NEW YORK — A veteran prosecutor who resigned from a special appointment to the Manhattan district attorney’s investigation into Donald Trump’s finances and business practices said the former president personally committed felonies and should be charged promptly.
“The team that has been investigating Mr. Trump harbors no doubt about whether he committed crimes — he did,” Pomerantz’s letter said, according to a copy obtained by The Washington Post. The New York Times first reported on the contents of Pomerantz’s letter.
Pomerantz added that Trump lied to banks and other relevant parties committing “numerous felony violations” through his practice of filing bogus Statements of Financial Condition. Investigators under the district attorney and the New York attorney general spent years working to determine if Trump and the Trump Organization tried to decrease tax liability by falsely minimizing asset values while trying to obtain favorable loan rates using other fake estimates.
Pomerantz said he and his counterparts in the probe determined Trump broke New York law and that a criminal case against him was viable.
“In my view, the public interest warrants the criminal prosecution of Mr. Trump, and such a prosecution should be brought without any further delay,” the letter said, noting that the case has dragged on for so long because of obstruction by Trump and the Trump Organization.
Pomerantz said in the letter that despite what the investigative team had unearthed, Bragg’s office had “suspended indefinitely” the Trump investigation, prompting his decision to resign.
“I believe that your decision not to prosecute Donald Trump now, and on the existing record, is misguided and completely contrary to the public interest,” Pomerantz said, suggesting that a further delay would jeopardize their ability to bring a case at all.
Trump has not announced he will seek reelection in 2024, but he is widely believed to be raising funds for a future presidential run.
Delays have prohibited the advancement of the state prosecutor’s case since it began in 2019 under District Attorney Cyrus R. Vance Jr. (D). Bragg inherited the case when he won election to the office last year.

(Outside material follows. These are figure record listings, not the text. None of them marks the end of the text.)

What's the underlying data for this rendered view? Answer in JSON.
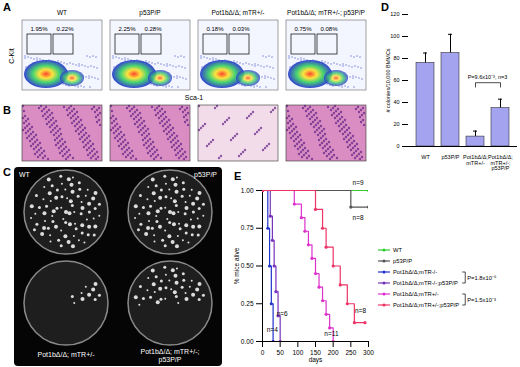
{
  "figure": {
    "panel_A": {
      "letter": "A",
      "y_label": "C-Kit",
      "x_label": "Sca-1",
      "plots": [
        {
          "label": "WT",
          "gates": [
            "1.95%",
            "0.22%"
          ]
        },
        {
          "label": "p53P/P",
          "gates": [
            "2.25%",
            "0.28%"
          ]
        },
        {
          "label": "Pot1bΔ/Δ; mTR+/-",
          "gates": [
            "0.18%",
            "0.03%"
          ]
        },
        {
          "label": "Pot1bΔ/Δ; mTR+/-; p53P/P",
          "gates": [
            "0.75%",
            "0.08%"
          ]
        }
      ]
    },
    "panel_B": {
      "letter": "B"
    },
    "panel_C": {
      "letter": "C",
      "labels": [
        "WT",
        "p53P/P",
        "Pot1bΔ/Δ; mTR+/-",
        "Pot1bΔ/Δ; mTR+/-; p53P/P"
      ]
    }
  },
  "chart_data": [
    {
      "type": "bar",
      "title": "D",
      "categories": [
        "WT",
        "p53P/P",
        "Pot1bΔ/Δ; mTR+/-",
        "Pot1bΔ/Δ; mTR+/-; p53P/P"
      ],
      "values": [
        76,
        85,
        9,
        35
      ],
      "errors": [
        9,
        17,
        5,
        8
      ],
      "color": "#a3a3f0",
      "ylabel": "# colonies/10,000 BMMCs",
      "ylim": [
        0,
        120
      ],
      "yticks": [
        0,
        20,
        40,
        60,
        80,
        100,
        120
      ],
      "annotations": [
        {
          "text": "P=9.6x10⁻³, n=3",
          "x1": "Pot1bΔ/Δ; mTR+/-",
          "x2": "Pot1bΔ/Δ; mTR+/-; p53P/P",
          "y": 58
        }
      ]
    },
    {
      "type": "line",
      "title": "E",
      "xlabel": "days",
      "ylabel": "% mice alive",
      "marker": "circle",
      "xlim": [
        0,
        300
      ],
      "xticks": [
        0,
        50,
        100,
        150,
        200,
        250,
        300
      ],
      "ylim": [
        0,
        1
      ],
      "yticks": [
        {
          "value": 0,
          "label": "0.00"
        },
        {
          "value": 0.25,
          "label": "0.25"
        },
        {
          "value": 0.5,
          "label": "0.50"
        },
        {
          "value": 0.75,
          "label": "0.75"
        },
        {
          "value": 1,
          "label": "1.00"
        }
      ],
      "series": [
        {
          "name": "WT",
          "color": "#33cc33",
          "x": [
            0,
            300
          ],
          "values": [
            1,
            1
          ]
        },
        {
          "name": "p53P/P",
          "color": "#555555",
          "x": [
            0,
            250,
            300
          ],
          "values": [
            1,
            0.89,
            0.89
          ]
        },
        {
          "name": "Pot1bΔ/Δ;mTR-/-",
          "color": "#2233cc",
          "x": [
            0,
            15,
            20,
            25,
            30
          ],
          "values": [
            1,
            0.75,
            0.5,
            0.25,
            0
          ]
        },
        {
          "name": "Pot1bΔ/Δ;mTR-/-;p53P/P",
          "color": "#7733bb",
          "x": [
            0,
            22,
            28,
            33,
            38,
            44,
            50
          ],
          "values": [
            1,
            0.83,
            0.67,
            0.5,
            0.33,
            0.17,
            0
          ]
        },
        {
          "name": "Pot1bΔ/Δ;mTR+/-",
          "color": "#dd33cc",
          "x": [
            0,
            90,
            110,
            120,
            130,
            140,
            150,
            160,
            170,
            180,
            190,
            200
          ],
          "values": [
            1,
            0.91,
            0.82,
            0.73,
            0.64,
            0.55,
            0.45,
            0.36,
            0.27,
            0.18,
            0.09,
            0
          ]
        },
        {
          "name": "Pot1bΔ/Δ;mTR+/-;p53P/P",
          "color": "#ee3366",
          "x": [
            0,
            150,
            170,
            180,
            200,
            220,
            240,
            260,
            290
          ],
          "values": [
            1,
            0.875,
            0.75,
            0.625,
            0.5,
            0.375,
            0.25,
            0.125,
            0.125
          ]
        }
      ],
      "annotations": [
        {
          "text": "n=9",
          "x": 255,
          "y": 1.05
        },
        {
          "text": "n=8",
          "x": 255,
          "y": 0.82
        },
        {
          "text": "n=4",
          "x": 12,
          "y": 0.08
        },
        {
          "text": "n=6",
          "x": 40,
          "y": 0.18
        },
        {
          "text": "n=11",
          "x": 175,
          "y": 0.05
        },
        {
          "text": "n=8",
          "x": 262,
          "y": 0.2
        }
      ],
      "pvalues": [
        {
          "text": "P=1.8x10⁻⁵",
          "series": [
            "Pot1bΔ/Δ;mTR-/-",
            "Pot1bΔ/Δ;mTR-/-;p53P/P"
          ]
        },
        {
          "text": "P=1.5x10⁻³",
          "series": [
            "Pot1bΔ/Δ;mTR+/-",
            "Pot1bΔ/Δ;mTR+/-;p53P/P"
          ]
        }
      ]
    }
  ]
}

Trump waged a protracted legal battle to try to stop Vance from obtaining his tax returns and related records. A year ago, the Supreme Court ruled that Trump could not prevent his accounting firm Mazars USA from complying with the district attorney’s subpoena for his documents.
There have also been looming statutes-of-limitations deadlines that could keep prosecutors from utilizing certain laws if a future case were to be considered.
A spokeswoman for Bragg said his office’s probe into Trump and the company is still underway but declined to discuss it further, citing “an ongoing investigation.” Bragg appointed one of his own executives, Susan Hoffinger, to lead the case after Pomerantz and Dunne left.
“A team of experienced prosecutors is working every day to follow the facts and the law,” Bragg spokeswoman Danielle Filson said in a statement.
Vance had decided to proceed with a case against Trump, convening a six-month grand jury last fall to hear evidence against the polarizing former president but ultimately left the final say on whether to go forward to Bragg, who was weeks away from assuming office. That grand jury stopped hearing evidence when progress stalled under Bragg.
Trump’s attorney Ron Fischetti said he believed Pomerantz, his former law partner, left the case because he was “angry” over Bragg’s reluctance to go forward after Pomerantz spent more than a year trying to put together a case.
“We should applaud District Attorney Alvin Bragg for adhering to the rule of law and sticking to the evidence while making an apolitical charging decision based solely on the lack of evidence and nothing else,” Fischetti said.
Trump Organization spokeswoman Kimberly Benza called Pomerantz “a never-Trumper” with “zero credibility.” Benza said Pomerantz “came out of retirement to take a non-paying job in the District Attorney’s Office for the sole purpose of getting Donald Trump.”
Pomerantz, a former federal prosecutor who headed the criminal division of the U.S. attorney’s office in Manhattan and later spent years in private practice, joined the case more than a year ago as an unpaid “special assistant district attorney” adding extensive experience in building complex cases to an already expansive team.
On his way out, he told Bragg that any further delay in bringing a case “will doom any future prospects that Mr. Trump will be prosecuted for the criminal conduct we have been investigating.”
“I have worked too hard as a lawyer, and for too long, now to become a passive participant in what I believe to be a grave failure of justice,” Pomerantz said in his departure missive.
Last year, Trump’s longtime chief financial officer, Allen Weisselberg, was indicted along with the Trump Organization for allegedly engaging in a 15-year tax cheating scheme involving compensation for Weisselberg and other Trump Organization executives.
While close observers of the case raised doubts that any further charges would stem from the Trump probe, Pomerantz and his team quietly worked to solidify a case they expected Bragg would authorize once he took office on Jan. 1.
Pomerantz said Bragg was seeking additional evidence but that investigators had already done all there was to do during an inquiry spanning more than two years.
“No events are likely to occur that will alter the nature of the case or dramatically change the quality or quantity of the evidence available to the prosecution,” his letter said.